I laughed. He’d set me up and I’d felt it coming, but I hadn’t seen where it would come from.
“Like I said, Gerry, I think you’re half Jesuit.”
He smiled and rubbed his bristled scalp. “I’ll admit, they taught me well.” His eyes narrowed and he leaned
into the table. “I just hate this idea that some people have more of a right to take a life than others. It’s an inherently corrupt concept. You kill, you should be punished.”
“Like Alec Hardiman?”
He blinked. “You’re part pit bull, aren’t you, Patrick?”
“What my clients pay me for, Ger.” I reached across and refilled his shot glass for him. “Tell me about Alec Hardiman and Cal Morrison and Jamal Cooper.”
“Maybe Alec killed Cal Morrison and Cooper, too, I don’t know for sure. Whoever killed those boys was making some kind of statement, that’s for sure. Crucified Morrison below the Edward Everett statue, shoved an ice pick through his larynx so he couldn’t scream, cut off pieces of him that were never found.”
“What pieces?”
Gerry’s fingers drummed the tabletop for a moment, his lips pursed as he decided how much to tell me. “His testicles, a kneecap, both big toes. It fit with some other victims we knew about.”
“Other victims besides Cooper?”
“Not long before Cal Morrison was killed,” Gerry said, “a few winos and hookers from the Zone downtown to as far away as the Springfield bus depot were murdered. Six in all, starting with Jamal Cooper. The murder weapons varied, the victim profiles varied, the methods of execution varied, but Brett and I believed it was all the work of the same two killers.”
“Two?” I said.
He nodded. “Working in tandem. Conceivably it could have been one guy, but he would have had to be astonishingly strong, ambidexterous, quick as lightning.”
“If the murder weapons and MO and victim selection were so varied, why’d you think it was the same killers?”
“There was a level of cruelty to the kills like I’d never seen before. Never seen since, either. Not only did these guys enjoy their work, Patrick, but they—or he—were also thinking of the people who found the bodies, how they’d react. They cut a wino into a hundred sixty-four pieces. Think about it. One hundred and sixty-four pieces of flesh and bone, some no bigger than a fingertip, left on the bu
reau top and along the headboard, spaced out on the floor, hanging from hooks along the shower rod in this little flophouse room down in the Zone.

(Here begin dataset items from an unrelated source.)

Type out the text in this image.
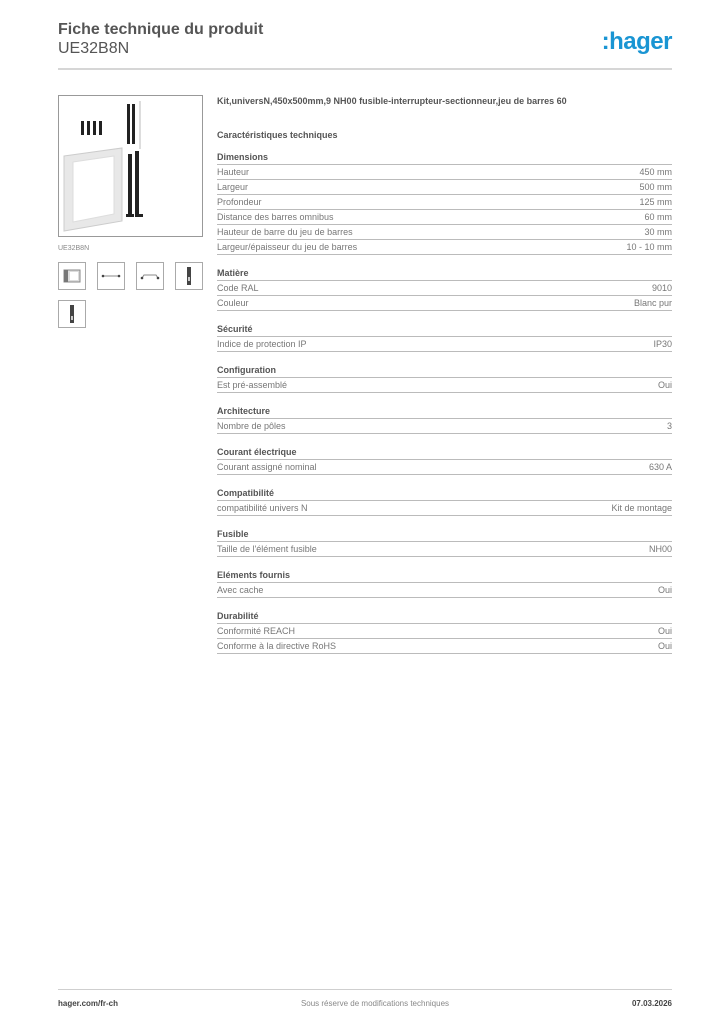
Fiche technique du produit
UE32B8N	:hager
UE32B8N
Kit,universN,450x500mm,9 NH00 fusible-interrupteur-sectionneur,jeu de barres 60
Caractéristiques techniques
Dimensions
Hauteur	450 mm
Largeur	500 mm
Profondeur	125 mm
Distance des barres omnibus	60 mm
Hauteur de barre du jeu de barres	30 mm
Largeur/épaisseur du jeu de barres	10 - 10 mm
Matière
Code RAL	9010
Couleur	Blanc pur
Sécurité
Indice de protection IP	IP30
Configuration
Est pré-assemblé	Oui
Architecture
Nombre de pôles	3
Courant électrique
Courant assigné nominal	630 A
Compatibilité
compatibilité univers N	Kit de montage
Fusible
Taille de l'élément fusible	NH00
Eléments fournis
Avec cache	Oui
Durabilité
Conformité REACH	Oui
Conforme à la directive RoHS	Oui
hager.com/fr-ch	Sous réserve de modifications techniques	07.03.2026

Place ain’t even there no more, but I can’t drive by the space it used to occupy without thinking about that room. A sixteen-year-old runaway in Worcester, he snapped her neck and then twisted her head around a hundred eighty degrees, wrapped it in duct tape so it would stay that way for the first person through the door. It was beyond anything I’ve ever come up against, and no one can tell me that those six victims, all still officially unsolved cases, weren’t killed by the same one or more people.”
“And Cal Morrison?”
He nodded. “Number seven. And Charles Rugglestone, possibly, would be number eight.”
“Wait,” I said, “the Rugglestone who was friends with this Alec Hardiman?”
“You bet.” He raised his glass, put it back down, stared at it. “Charles Rugglestone was murdered in a warehouse not far from here. He was stabbed with an ice pick thirty-two times, bludgeoned with a hammer so hard that the holes in his skull looked like small animals had been living in his brain and decided to eat their way out. He was also burned, piece by piece, from his ankles to his neck, most of it while he was still breathing. We found Alec Hardiman passed out in the dispatch office with Rugglestone’s blood all over him and the ice pick a few feet away, his prints all over it.”